The political climate in South Korea has been favorable to the North under leftist South Korean President Moon Jae-in, but that could change and the Northern leader – who counts on unification in a “confederation” as the vehicle in which his regime can survive and, he hopes, eventually  control the South – is painfully aware he doesn’t have all the time in the world to make things happen his way. Moon is two years into his five-year, non-renewable term in office.

More and more South Koreans prefer peaceful co-existence with the nuclear-armed North to reunification of the peninsula, a survey found this week. Moon regularly affirms unification as an eventual goal, but the picture in his country is far more nuanced, the survey by Seoul’s Korea Institute for National Unification (KINU) showed. Close to 66% of South Koreans saw unification as necessary, it said, down from 70.7% last year as inter-Korean engagement and nuclear talks between Pyongyang and Washington stall.

And when offered an alternative, 49.5% of Southerners favored peaceful co-existence with the North with only 28.8% preferring unification, the biggest difference the survey has shown. The differences are larger among younger people, with those in their 20s having spent their adult lives living with and sometimes threatened by a nuclear North.

Class warfare – over food

Meanwhile, up north, when it comes to food, your officially determined class status – songbun – rules. A horrifying example reported by the Seoul news organization DailyNK shows how this works out in practice at one of the worst installations of the North’s gulag: No. 12 Correctional Labor Camp in Hoeryong county, North Hamgyong Province.

A DailyNK source in the province told the story this way: “A young woman who was forcibly repatriated from abroad came to the prison in a malnourished state,” she said. “She was moved to the prison cafeteria but not so she could eat something.

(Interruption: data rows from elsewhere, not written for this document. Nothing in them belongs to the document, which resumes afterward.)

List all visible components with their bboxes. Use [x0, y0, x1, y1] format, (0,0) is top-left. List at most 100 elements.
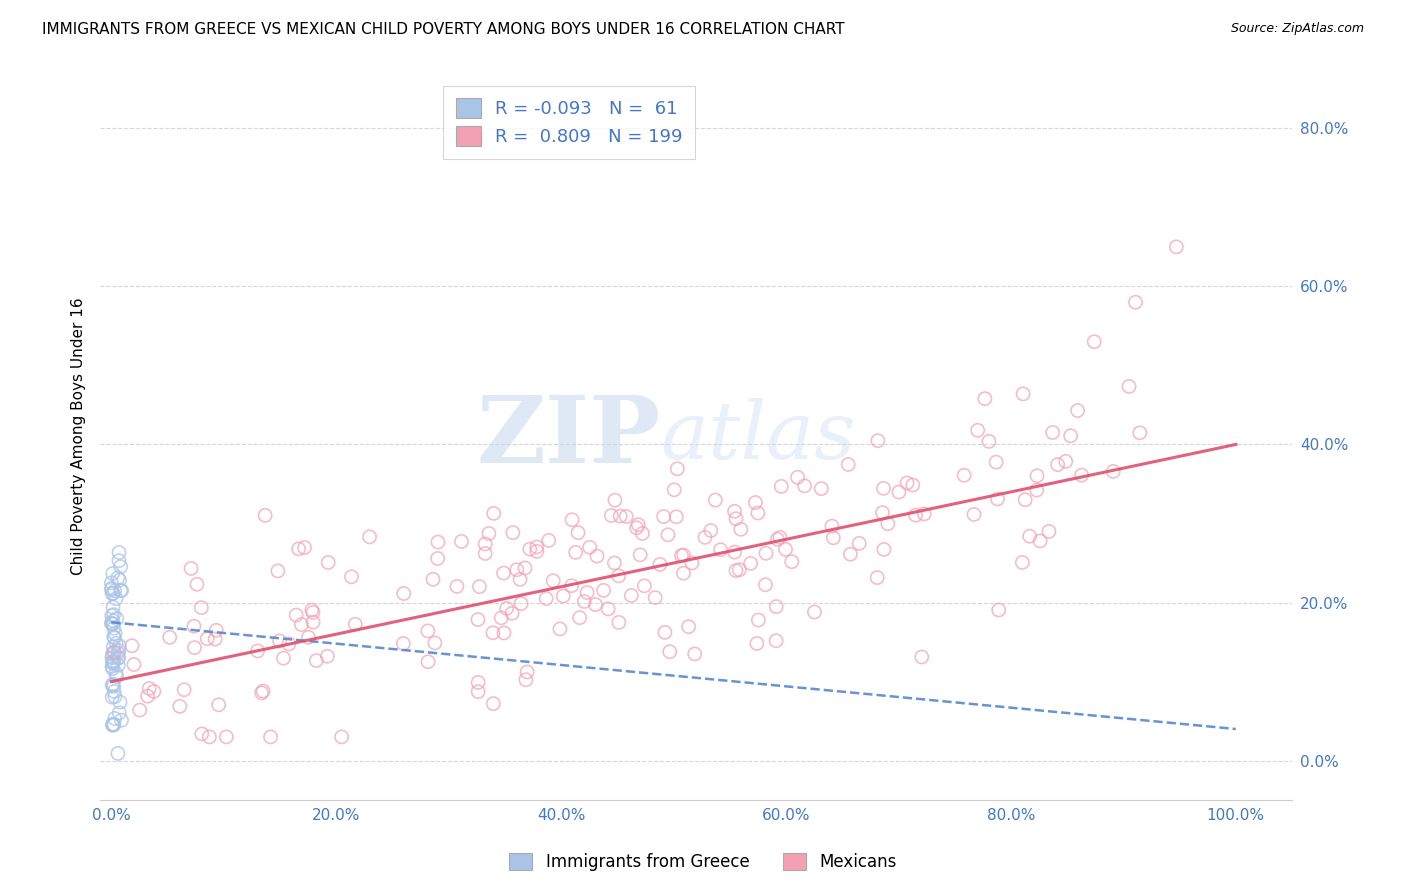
Point [101, 677, 124, 691]
Point [541, 574, 564, 588]
Text: atlas: atlas [661, 398, 856, 475]
Point [107, 650, 129, 665]
Point [205, 624, 228, 638]
Point [103, 607, 125, 622]
Point [482, 625, 505, 640]
Point [101, 616, 124, 631]
Point [198, 730, 221, 744]
Point [724, 564, 747, 578]
Point [561, 579, 583, 593]
Point [583, 598, 606, 612]
Point [107, 646, 129, 660]
Point [101, 655, 124, 669]
Point [700, 524, 723, 538]
Point [359, 530, 381, 544]
Point [598, 602, 620, 616]
Point [576, 585, 599, 599]
Point [297, 630, 319, 644]
Point [159, 630, 181, 644]
Point [672, 566, 695, 581]
Point [101, 690, 124, 705]
Point [128, 703, 150, 717]
Point [740, 557, 762, 571]
Point [1102, 464, 1125, 478]
Point [101, 659, 124, 673]
Point [1042, 425, 1064, 440]
Point [648, 558, 671, 572]
Point [548, 622, 571, 636]
Point [101, 650, 124, 665]
Point [803, 605, 825, 619]
Point [873, 542, 896, 557]
Point [1029, 533, 1052, 548]
Point [103, 684, 125, 698]
Point [173, 682, 195, 697]
Point [747, 613, 769, 627]
Point [592, 583, 614, 598]
Point [526, 540, 548, 554]
Point [631, 526, 654, 541]
Point [724, 545, 747, 559]
Point [681, 556, 703, 570]
Point [302, 615, 325, 630]
Point [101, 600, 124, 615]
Point [644, 591, 666, 605]
Point [489, 611, 512, 625]
Y-axis label: Child Poverty Among Boys Under 16: Child Poverty Among Boys Under 16 [72, 298, 86, 575]
Point [316, 649, 339, 664]
Text: IMMIGRANTS FROM GREECE VS MEXICAN CHILD POVERTY AMONG BOYS UNDER 16 CORRELATION : IMMIGRANTS FROM GREECE VS MEXICAN CHILD … [42, 22, 845, 37]
Point [966, 423, 988, 437]
Point [467, 613, 489, 627]
Point [122, 657, 145, 672]
Point [108, 706, 131, 720]
Point [142, 684, 165, 698]
Point [866, 571, 889, 585]
Point [103, 630, 125, 644]
Point [101, 662, 124, 676]
Point [416, 655, 439, 669]
Point [652, 509, 675, 524]
Point [108, 545, 131, 559]
Point [108, 695, 131, 709]
Point [564, 545, 586, 559]
Point [876, 516, 898, 531]
Point [747, 506, 769, 520]
Point [1129, 425, 1152, 440]
Point [426, 535, 449, 549]
Point [186, 577, 208, 591]
Point [1014, 492, 1036, 507]
Point [1066, 403, 1088, 417]
Point [810, 482, 832, 496]
Point [294, 541, 316, 555]
Point [259, 730, 281, 744]
Point [111, 583, 134, 598]
Point [474, 537, 496, 551]
Point [100, 581, 122, 595]
Point [506, 563, 529, 577]
Point [1038, 524, 1060, 539]
Point [1012, 387, 1035, 401]
Point [103, 621, 125, 635]
Point [1125, 295, 1147, 310]
Point [963, 508, 986, 522]
Point [1054, 454, 1077, 468]
Point [657, 528, 679, 542]
Point [474, 546, 496, 560]
Point [823, 531, 845, 545]
Point [101, 647, 124, 661]
Point [103, 631, 125, 645]
Point [693, 530, 716, 544]
Point [872, 506, 894, 520]
Point [246, 644, 269, 658]
Point [183, 640, 205, 655]
Point [108, 554, 131, 568]
Point [1018, 529, 1040, 543]
Point [105, 612, 128, 626]
Point [745, 636, 768, 650]
Point [183, 619, 205, 633]
Point [821, 519, 844, 533]
Point [1046, 458, 1069, 472]
Point [277, 637, 299, 651]
Point [254, 508, 277, 523]
Point [423, 636, 446, 650]
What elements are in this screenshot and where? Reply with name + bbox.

Rather they just told her to ‘smell the food’ to give her energy. She eventually died because the authorities just didn’t care.”

“The female prisoner also suffered burns from touching a porridge pot that were so severe her skin was torn away from the bone. Despite being malnourished and suffering from a serious burn, she was unable to receive proper medical attention and died just two days later,” DailyNK reported.

That’s not an isolated anecdote. Research by Robert Collins and others has shown a high level of correlation between marginalized social status – which is formally conferred by the regime – and poor nutrition.

If you live in Pyongyang, the capital, where almost everyone is classified as loyal, you’re likely to eat reasonably well, except during the depths of the worst famines such as that of the mid-1990s. If your family was banished to the northern mountains because your great grandfather had been a landlord under the old system, your chances of good nutrition are poor. If you’re a denizen of the gulag, forget it.